Let be $O_{2}$ the orthogonal group, that is, the group of reflections and rotations of $\mathbb{R}^{2}$. His center is $\{ \pm I\} \simeq \mathbb{Z}_{2}$. I'm having problems to study the center of the quotient $\frac{O_{2}}{\{ \pm I\}}$. Someone could clarify?
Thanks in advance.
On
I was ignoring the part "anticommutes with every orthogonal matrix". Indeed, we can look to commutators:
\begin{align} [Rot(\phi), Ref(\psi)] &= Rot(-2\phi)\\ [Rot(\phi), Rot(\psi)] &= I_{2}\\ [Ref(\phi), Ref(\psi)] &= Rot(4(\phi - \psi)) \end{align}
If $AZ(O_{2})$ $\in$ $Z\Big(\frac{O_{2}}{Z(O_{2})}\Big)$:
$$ (AB)Z(O_{2}) = (BA)Z(O_{2}) \Rightarrow [A,B] = \pm I_{2}$$
Looking to the commutators above, because $B$ is arbitrary, $A$ must be a rotation, say $Rot(\phi)$, and $Rot(-2\phi) = \pm I$, which implies $\phi = 0, \pi$ or $\pm \frac{\pi}{2}$. Hence: $$Z\Big(\frac{O_{2}}{Z(O_{2})}\Big) \simeq \mathbb{Z}_{2}$$
So, the center of the quotient isn't trivial.
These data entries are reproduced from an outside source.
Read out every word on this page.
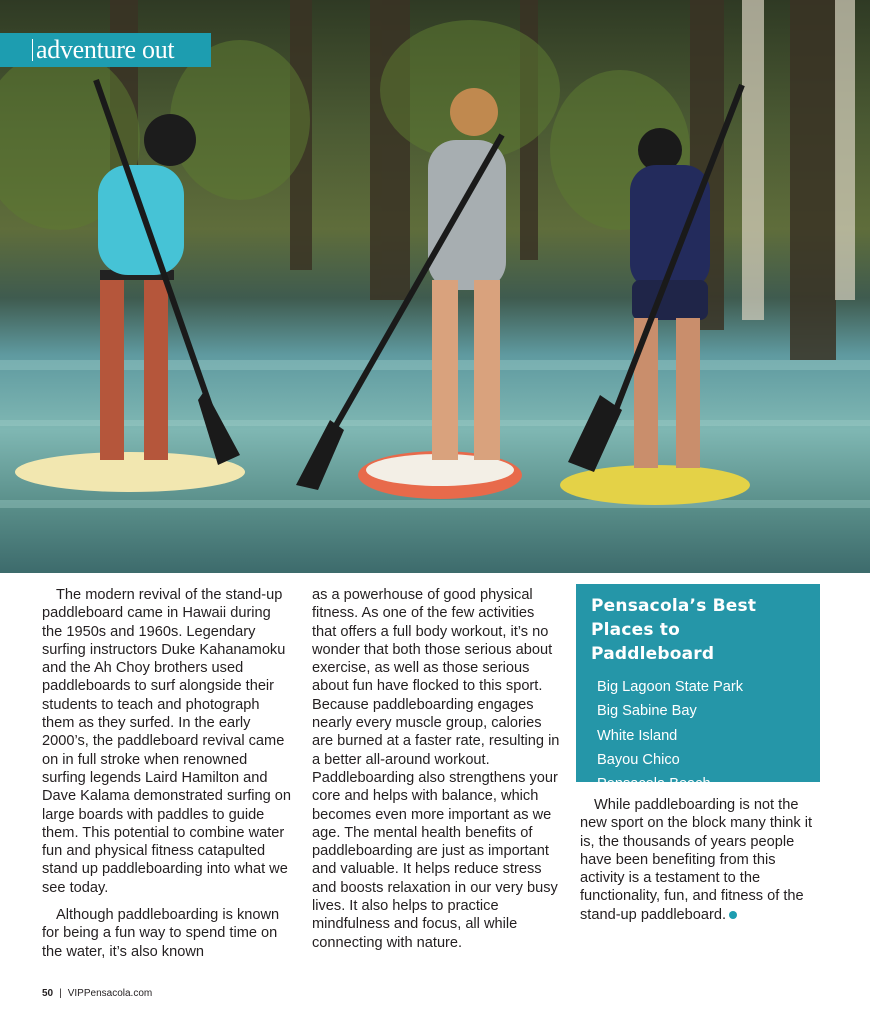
adventure out

The modern revival of the stand-up paddleboard came in Hawaii during the 1950s and 1960s. Legendary surfing instructors Duke Kahanamoku and the Ah Choy brothers used paddleboards to surf alongside their students to teach and photograph them as they surfed. In the early 2000’s, the paddleboard revival came on in full stroke when renowned surfing legends Laird Hamilton and Dave Kalama demonstrated surfing on large boards with paddles to guide them. This potential to combine water fun and physical fitness catapulted stand up paddleboarding into what we see today.

Although paddleboarding is known for being a fun way to spend time on the water, it’s also known

as a powerhouse of good physical fitness. As one of the few activities that offers a full body workout, it’s no wonder that both those serious about exercise, as well as those serious about fun have flocked to this sport. Because paddleboarding engages nearly every muscle group, calories are burned at a faster rate, resulting in a better all-around workout. Paddleboarding also strengthens your core and helps with balance, which becomes even more important as we age. The mental health benefits of paddleboarding are just as important and valuable. It helps reduce stress and boosts relaxation in our very busy lives. It also helps to practice mindfulness and focus, all while connecting with nature.

Pensacola’s Best
Places to Paddleboard
Big Lagoon State Park
Big Sabine Bay
White Island
Bayou Chico
Pensacola Beach

While paddleboarding is not the new sport on the block many think it is, the thousands of years people have been benefiting from this activity is a testament to the functionality, fun, and fitness of the stand-up paddleboard.

50 | VIPPensacola.com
$O_2$ is generated by rotations and symmetries, which means that all the elements of $O_2$ can be written as $R_\theta S^\epsilon$, where $R_\theta $ is a rotation of an angle $\theta$, $S= \begin{pmatrix} -1 & 0 \\ 0 & 1 \end{pmatrix}$ and $\epsilon \in \{0,1\}$. Though it suffices to look for matrices in that form such that $S R_\theta S^\epsilon = \pm R_\theta S^{\epsilon+1}$ and $R_\alpha R_\theta S^\epsilon= \pm R_\theta S^\epsilon R_\alpha$ $\forall \alpha$. This lies to all those matrices such that $S R_\theta=\pm R_\theta S$ and $R_\alpha S^\epsilon= \pm S^\epsilon R_\alpha$ $\forall \alpha$, which are separate conditions for $\theta$ and $\epsilon$. Can you now find out who's the center?